This is Not a War Story opens with a young man wandering through the subway in New York, popping more and more pills. He fades gradually, finally slumping over on a subway seat to be discovered by a transit worker. He’s Timothy Reyes, an Iraq War veteran mentored by Will (Sam Adegoke), another veteran working through trauma. Will is taking part in an art project in which veterans make handmade paper from old uniforms and use it for drawings, paintings, poetry, and books. In the aftermath of Timothy’s death, Will struggles with his guilt, complicated by the arrival of Isabelle (writer/director Talia Lugacy), a former Marine MP dealing with PTSD, who begins fixates on him. Through the production of art and the building of their personal relationships, the pair attempt to work through their past traumas and build their own future
This is Not a War Story is an ambitious project, eschewing some of the more popular “war film” tropes in dealing with its subjects.
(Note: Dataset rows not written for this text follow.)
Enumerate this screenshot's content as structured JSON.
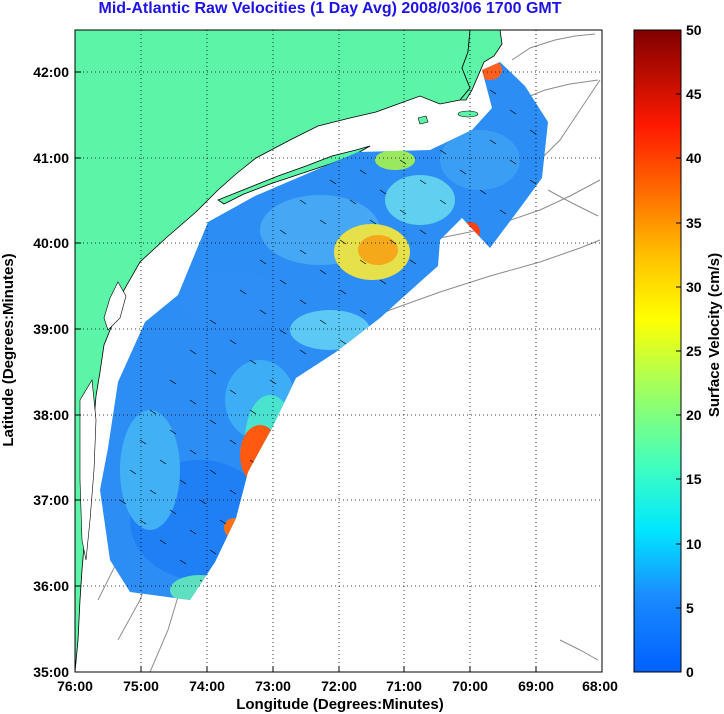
{
  "title": "Mid-Atlantic Raw Velocities (1 Day Avg) 2008/03/06 1700 GMT",
  "chart_data": {
    "type": "heatmap",
    "title": "Mid-Atlantic Raw Velocities (1 Day Avg) 2008/03/06 1700 GMT",
    "xlabel": "Longitude (Degrees:Minutes)",
    "ylabel": "Latitude (Degrees:Minutes)",
    "xlim": [
      -76,
      -68
    ],
    "ylim": [
      35,
      42.5
    ],
    "x_ticks": [
      "76:00",
      "75:00",
      "74:00",
      "73:00",
      "72:00",
      "71:00",
      "70:00",
      "69:00",
      "68:00"
    ],
    "y_ticks": [
      "35:00",
      "36:00",
      "37:00",
      "38:00",
      "39:00",
      "40:00",
      "41:00",
      "42:00"
    ],
    "grid": true,
    "colorbar": {
      "label": "Surface Velocity (cm/s)",
      "range": [
        0,
        50
      ],
      "ticks": [
        "0",
        "5",
        "10",
        "15",
        "20",
        "25",
        "30",
        "35",
        "40",
        "45",
        "50"
      ],
      "colormap": "jet"
    },
    "colors": {
      "land": "#5cf5a8",
      "ocean_background": "#ffffff",
      "bathymetry_contours": "#8c8c8c",
      "vectors": "#000000",
      "title": "#1f12e6"
    },
    "features": {
      "high_speed_regions": [
        {
          "lon": -72.8,
          "lat": 37.4,
          "speed_cm_s": 38
        },
        {
          "lon": -73.5,
          "lat": 36.7,
          "speed_cm_s": 35
        },
        {
          "lon": -71.4,
          "lat": 39.9,
          "speed_cm_s": 27
        },
        {
          "lon": -70.1,
          "lat": 40.1,
          "speed_cm_s": 38
        },
        {
          "lon": -69.6,
          "lat": 42.05,
          "speed_cm_s": 34
        }
      ],
      "typical_speed_cm_s": [
        3,
        12
      ]
    }
  }
}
The cast is a combination of professional actors and actual veterans, giving certain scenes a near-documentary flavor, and the story does not provide easy or lasting resolutions for its characters. In her introduction, Isabelle walks with a cane that she abruptly folds and hides in her ever-present backpack. Even when she’s in the presence of other veterans, she’s nearly silent, evading questions about her service. She’s fearful of smartphones and GPS, and struggles to form lasting connections. When she latches on to Will, it’s with a sort of desperation, as she attempts to find a way to express emotions and experiences that she’s repressed.
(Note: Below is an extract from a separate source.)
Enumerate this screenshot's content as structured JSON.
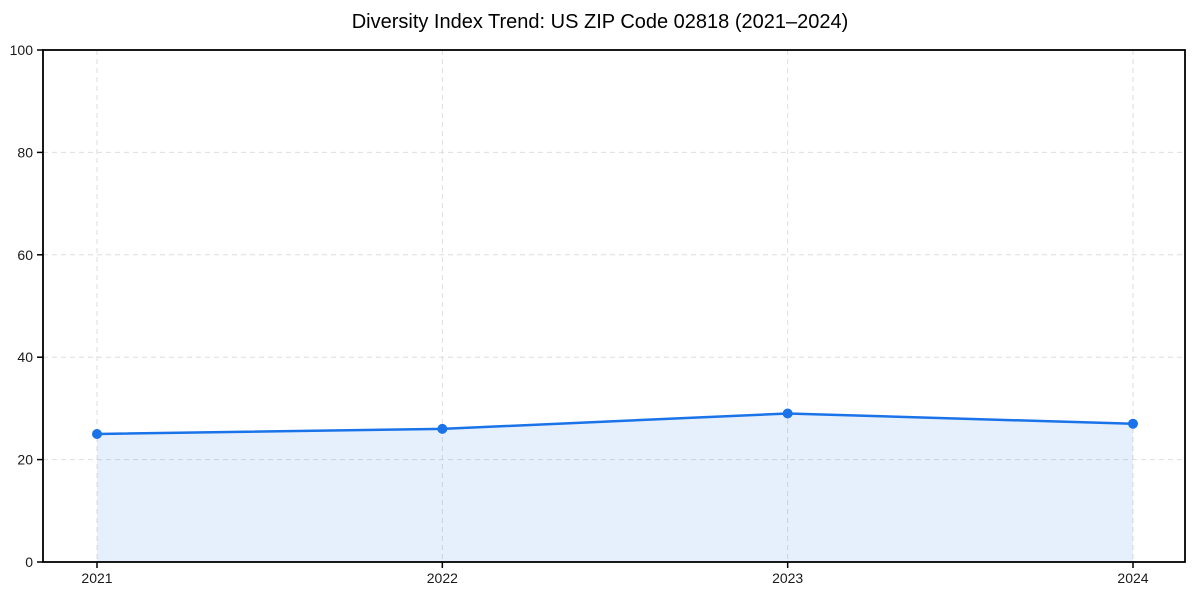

This is one of the few films in recent years to deal with the intergenerational trauma of war—the focus is on Will and Isabelle, both veterans of Iraq and Afghanistan, and their developing relationship, but the secondary characters and discussions deal with World War II, Korea, Vietnam, and the Gulf War, among others. In addressing the fact that there are no “good wars” and that all leave a lasting mark on the people who fight them, the film becomes a proper anti-war drama, but by highlighting the two characters involved in the most recent US wars, it also draws the viewer into the present day. This is the reality of many soldiers and combat veterans; they are still fighting, dying, suffering, and killing themselves, and we generally ignore their existence. It brings oft-forgotten incidents to the fore, as characters recall Abu Ghraib and its aftermath, the fall of Fallujah, drone strikes, and the recession of the anti-war movement after Obama’s election.
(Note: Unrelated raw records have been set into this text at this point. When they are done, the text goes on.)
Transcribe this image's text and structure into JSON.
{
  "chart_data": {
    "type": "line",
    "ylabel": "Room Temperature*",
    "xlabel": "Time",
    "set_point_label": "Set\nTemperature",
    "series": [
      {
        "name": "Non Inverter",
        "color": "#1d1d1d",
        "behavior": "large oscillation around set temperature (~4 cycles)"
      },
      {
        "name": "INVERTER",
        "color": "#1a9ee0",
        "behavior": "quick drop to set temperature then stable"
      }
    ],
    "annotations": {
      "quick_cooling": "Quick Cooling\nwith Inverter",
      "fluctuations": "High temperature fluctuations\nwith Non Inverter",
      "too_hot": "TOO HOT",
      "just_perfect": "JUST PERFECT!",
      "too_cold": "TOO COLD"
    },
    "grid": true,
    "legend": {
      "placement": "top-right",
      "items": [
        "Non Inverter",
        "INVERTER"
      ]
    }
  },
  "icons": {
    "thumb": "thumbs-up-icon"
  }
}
This is Not a War Story also attempts to grapple with the artistic production of literal war stories, in film and in art. The veterans express their experiences via art, while the film itself attempts to tap into the experiences of those who have returned from war. But there is also a subtle mockery beneath it—Will makes fun of the war film trope of the combat veteran flashbacks, while later he tears into the romanticization of war in Saving Private Ryan. Most of the veterans represented are resentful of the wars they participated in, grappling with having killed innocent people fighting for causes they didn’t believe in, or even ones they did. One of the most intense sequences involves a story about a woman thanking Timothy for his service, as Will reflects on the violence he has committed, wondering what, exactly, he is to be thanked for.
The crux of the film involves many stories—the veterans themselves are telling stories via art, but they also tell stories to each other as they cut up uniforms to make paper. War permeates their existences; trying to build a bedframe is interrupted by music that recalls too much sadness or violence, going to a bar or riding the subway is a struggle, sleeping with your boots on is the norm. There is no romanticization of war nor trauma here; these are not people suffering romantically, but unable to speak or express their own pain or desires. As Isabelle and Will mumble their way through conversations, there’s a building sense of isolation—they want to connect, but struggle to find the words or the actions to ever feel completely human.
This is Lugacy’s second feature film as a director, but there’s little evidence of that—it’s an accomplished, intense drama, without flourish and without sentimentality. While there some moments are drawn out a little too long, with long passages of silence and awkward struggles with self-expression, the narrative never really drags. Though This is Not a War Story deals with trauma, there is also an underlying hope to it—that the characters it depicts might be OK, that they can learn to connect to each other, that they cannot banish their trauma, but might be able to live with it. That, perhaps, is all we can really ask for.
This is Not a War Story is available to stream on HBOMax.